Vitale hired him in 1973. Four years later, after Vitale left for the Pistons, Gaines became Detroit Mercy’s first Black head coach. In his second season, the Titans were ranked as high as No. 15 in the nation and reached the NCAA Tournament; they’ve been back only three times in the 40 years since.

“Smokey was a motivator, he just had his way of doing it and he got the most out of you,” former player Earl Cureton told The Detroit News. “We had one of our most successful seasons when he took over, but he just wasn’t a great coach, he was a great individual. He came from some hard times and made his way out.”

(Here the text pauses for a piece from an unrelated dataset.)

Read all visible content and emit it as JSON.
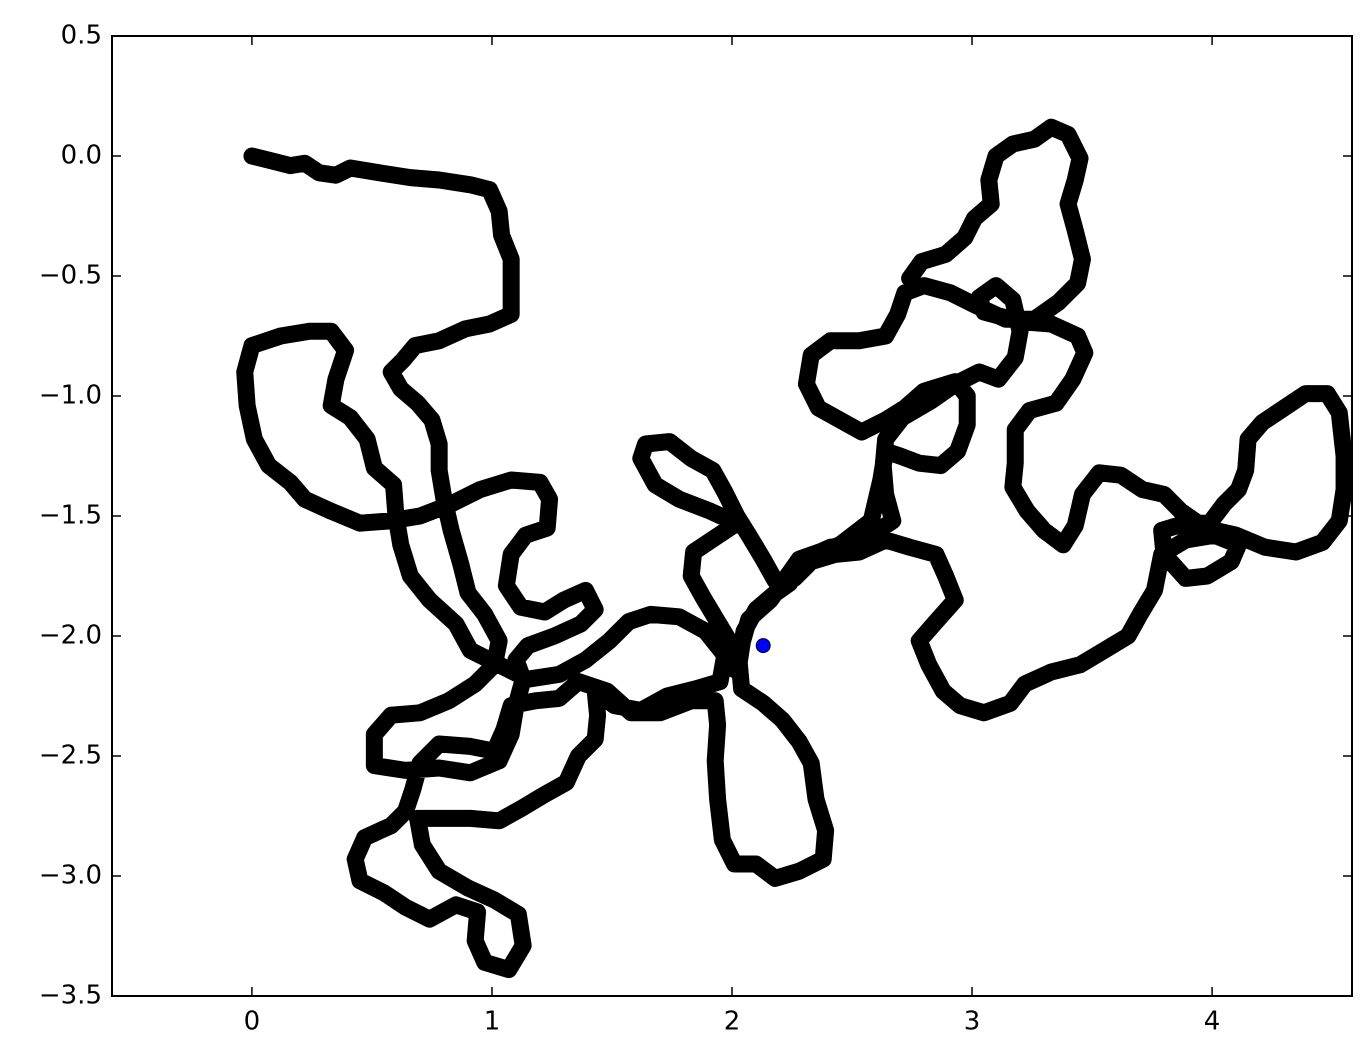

After SDSU, Gaines briefly coached the San Diego Stingrays in the International Basketball League, worked as a scout for the NBA’s Denver Nuggets and ran a Mission Valley nightclub called “Smokey’s.” He returned to LeMoyne-Owen as basketball coach and athletic director from 2005 to 2008, then spent four years as athletic director for Memphis City Schools before retiring. In recent years, he shuttled between Memphis and Las Vegas.

Updates

5:36 p.m. Sept. 5, 2020: This story was updated to add comments from Michael Brunker and Steve Fisher.